Silent threat of electric vehicles ‘must be curbed’


Car manufacturers must be forced to adapt their near-silent electric vehicles so they no longer pose such a serious threat to the safety of blind pedestrians, say campaigners.

A new report for the government downplays the risk caused by quiet electric and hybrid vehicles to the safety of partially-sighted and blind pedestrians.

But blind and partially-sighted people are increasingly concerned about the environmentally-friendly vehicles because they say they are often impossible to hear approaching.

Engine noise can provide an indication of a vehicle’s speed, whether it is accelerating or decelerating and how close it is to the pedestrian.

Jill Allen-King, chair of the European Blind Union’s commission on mobility and transport, took part last year in tests in France of a new electric vehicle for a major manufacturer.

She said: “I just couldn’t hear it and my hearing is good. I said I was absolutely adamant that they have got to do something.”

She said the two most important access and transport issues for blind people across the world were the risks caused by electric cars and shared street developments, in which kerbs are removed so motorists and pedestrians have to share the street space.

She said: “These are the two issues we have got to fight, because otherwise, with shared spaces and electric vehicles, blind people will just not stand a chance.
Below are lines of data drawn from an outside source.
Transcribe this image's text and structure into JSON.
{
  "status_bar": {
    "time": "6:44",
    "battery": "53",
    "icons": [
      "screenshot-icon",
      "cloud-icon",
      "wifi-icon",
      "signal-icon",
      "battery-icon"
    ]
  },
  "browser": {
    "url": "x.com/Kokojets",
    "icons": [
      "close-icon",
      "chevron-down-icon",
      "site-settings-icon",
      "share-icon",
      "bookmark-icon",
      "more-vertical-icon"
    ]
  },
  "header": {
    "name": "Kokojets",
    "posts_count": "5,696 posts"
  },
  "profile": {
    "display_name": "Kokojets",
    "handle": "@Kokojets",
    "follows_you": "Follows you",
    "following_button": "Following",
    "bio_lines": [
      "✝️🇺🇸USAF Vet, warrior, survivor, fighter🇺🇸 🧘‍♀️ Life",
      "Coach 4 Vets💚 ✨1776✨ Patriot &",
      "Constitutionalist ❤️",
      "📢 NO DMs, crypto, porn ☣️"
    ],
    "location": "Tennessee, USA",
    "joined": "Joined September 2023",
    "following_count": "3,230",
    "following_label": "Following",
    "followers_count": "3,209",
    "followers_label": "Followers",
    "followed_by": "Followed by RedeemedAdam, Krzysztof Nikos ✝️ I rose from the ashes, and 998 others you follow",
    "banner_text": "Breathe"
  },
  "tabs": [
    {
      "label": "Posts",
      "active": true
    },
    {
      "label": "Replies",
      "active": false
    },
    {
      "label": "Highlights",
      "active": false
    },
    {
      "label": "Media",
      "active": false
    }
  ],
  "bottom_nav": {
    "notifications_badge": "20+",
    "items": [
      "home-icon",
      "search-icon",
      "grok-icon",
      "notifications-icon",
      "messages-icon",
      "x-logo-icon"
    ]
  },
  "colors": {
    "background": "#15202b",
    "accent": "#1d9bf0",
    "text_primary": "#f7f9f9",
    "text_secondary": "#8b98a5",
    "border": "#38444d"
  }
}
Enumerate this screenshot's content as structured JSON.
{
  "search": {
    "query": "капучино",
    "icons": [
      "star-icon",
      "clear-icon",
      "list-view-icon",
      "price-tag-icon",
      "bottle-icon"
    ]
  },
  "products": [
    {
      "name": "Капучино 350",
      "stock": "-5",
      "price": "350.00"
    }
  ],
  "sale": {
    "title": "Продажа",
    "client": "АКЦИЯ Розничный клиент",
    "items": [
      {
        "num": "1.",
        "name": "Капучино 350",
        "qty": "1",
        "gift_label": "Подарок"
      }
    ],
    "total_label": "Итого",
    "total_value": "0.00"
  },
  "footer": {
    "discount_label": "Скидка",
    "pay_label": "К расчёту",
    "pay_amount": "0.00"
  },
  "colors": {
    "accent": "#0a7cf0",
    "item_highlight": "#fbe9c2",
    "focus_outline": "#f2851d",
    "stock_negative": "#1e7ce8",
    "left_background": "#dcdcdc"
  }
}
“We recognise the value of environmentally-friendly vehicles but they have got to put a sound on all the electric vehicles, otherwise they will just be killing us off.”

The new report, by the Transport Research Laboratory, says accident statistics from 2005-2008 are inconclusive on whether electric and hybrid vehicles pose more of a risk to partially-sighted and blind pedestrians than cars with regular internal combustion engines.

But its own experiments with 10 partially-sighted pedestrians in a semi-rural setting showed the risk was 1.4 times greater, and 1.3 times greater in urban conditions, while electric and hybrid vehicles were “far more difficult to detect” than normal engines at the “lowest steady speed and when pulling away from rest at the lowest speed”.

Despite these results, the report concludes that while there may be a “potential risk”, the “scale of the problem is currently very small”, while moves to impose minimum noise limits would be “challenging”.

Norman Baker, the Liberal Democrat transport minister, said the government was “committed to the introduction of electric vehicles in a way that will complement the department’s long-standing efforts to protect vulnerable road users”.

But a Department for Transport spokeswoman said a decision on whether manufacturers would be forced to add artificial noise to their electric and hybrid vehicles would be taken at European Union (EU) level.

She said the new research would feed into the EU’s work, but the government had yet to decide whether adding noise was a good idea.

Allen-King now plans to write to Baker, to her own MP and to David Blunkett MP, who is blind, to call for action.